Three separate designs and I wasn’t quite sure what to do with them. I thought about turning each into a separate ornament and then it came to me. . . TA DA . . . I LOVE beads. Since the theme is love, and I love beads, I decided to make something embellished with lots and lots of beads on it. So this is what evolved - a scissor/needle case - to hold a special pair of scissors and beading needles. Well, the scissors aren’t really special, but they’re small and used just for beadwork.

The larger design (back of the case) is a perfect introduction to specialty stitches. Each tiny heart is created using a different stitch – satin stitch, fern stitch, sprats head, queen stitch, smyrna, and more. The how-to diagrams on the chart are excellent! If you’ve never tried specialty stitches then the “Love” design on the back of the case is a perfect ‘try-me’ piece! I encourage you to try this tiny sampler – it is FUN to do! If you don’t want to make a project, just pull out a piece of scrap fabric and experiment with the stitches – you won’t be bored. Find a favorite and you can stitch up a little ornament, pincushion, or scissor fob . . . or . . . or . . .well, you get the idea. GO FOR IT!

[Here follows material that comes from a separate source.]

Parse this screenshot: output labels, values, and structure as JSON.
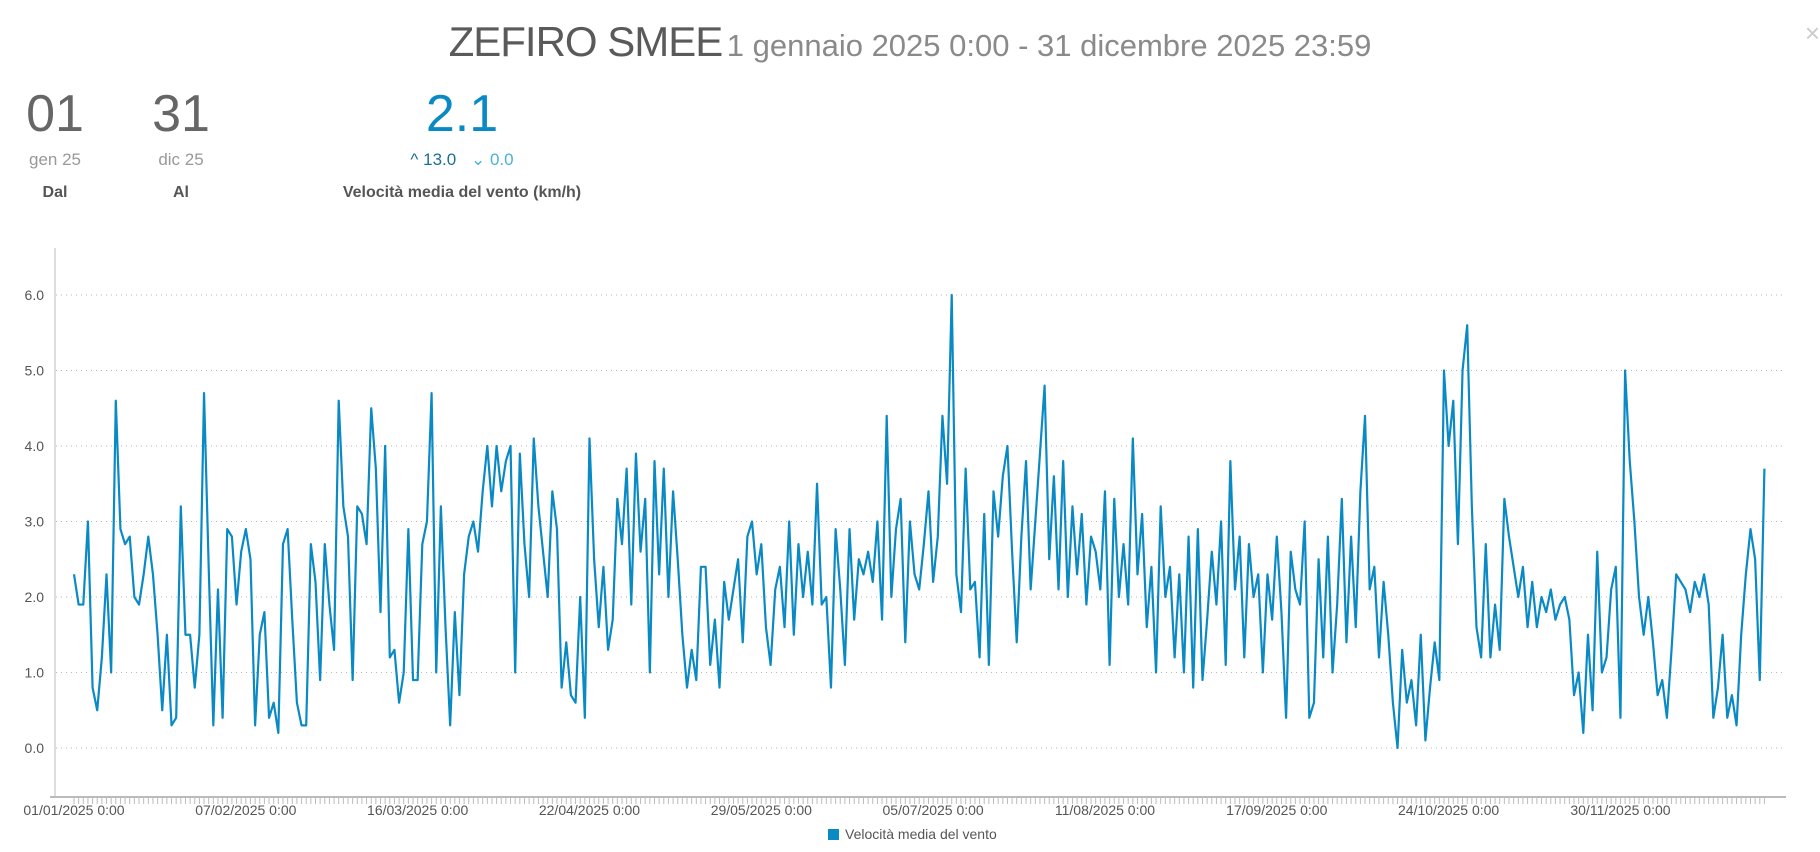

The two rectangular designs, “All You Need is Love” (on the back) and “JeTaime” (the flap) are freebies from The Drawn Thread found here. The heart design is the February 2009 pinkeep design from Les Grilles de Maryse. Silk threads (leftover from a previous project), 28 ct pink Jubilee, and beads were used. Green cotton flannel lines the case and a plastic bead rope surrounds the back of the case. The heart design was stitched 1 over 1.

Work in Progress

Berlin Woolwork by Darlene O’Steen of The Needle’s Prayse.

This is part 1 – COMPLETED! I give myself one “atta boy”. Only 8 more parts to go! Any bets on when I’ll finish all 9 parts? 2009? 2010? In my lifetime? I better get movin’!

Thursday, February 5, 2009


This is Watercolor Heart from Shepherd’s Bush. A beautiful hand-painted mat was included but is not shown here. Instead I've chosen to display it in a pretty pink fabric frame with vintage ecru lace surrounding the opening. A tiny heart charm and beads adorn this small heart.

Tuesday, February 3, 2009

Chocolate Covered Cherries

When I saw this chart I knew I had to stitch it! Chocolate covered cherries are one of my favorites! I finished it as an ornament. A hanging loop is formed if the pin at top is removed. Stick more pins in it and it becomes a pinkeep.
Chocolate Covered Cherries
free design by Casey Buonaugurio
available here.
I auditioned all sorts of fabrics for the back. You wouldn’t think it would be so difficult to find a suitable backing fabric but nothing seemed to work. So, to perk up the solid red faux silk backing that was finally chosen, I raided the button jar looking for a ‘cherry’ button to put on the back. Out of luck again so I took a plain button and stitched some cherries into the holes of a 4-hole button.
They look like cherries don’t they? Kinda . . . sorta . . . maybe?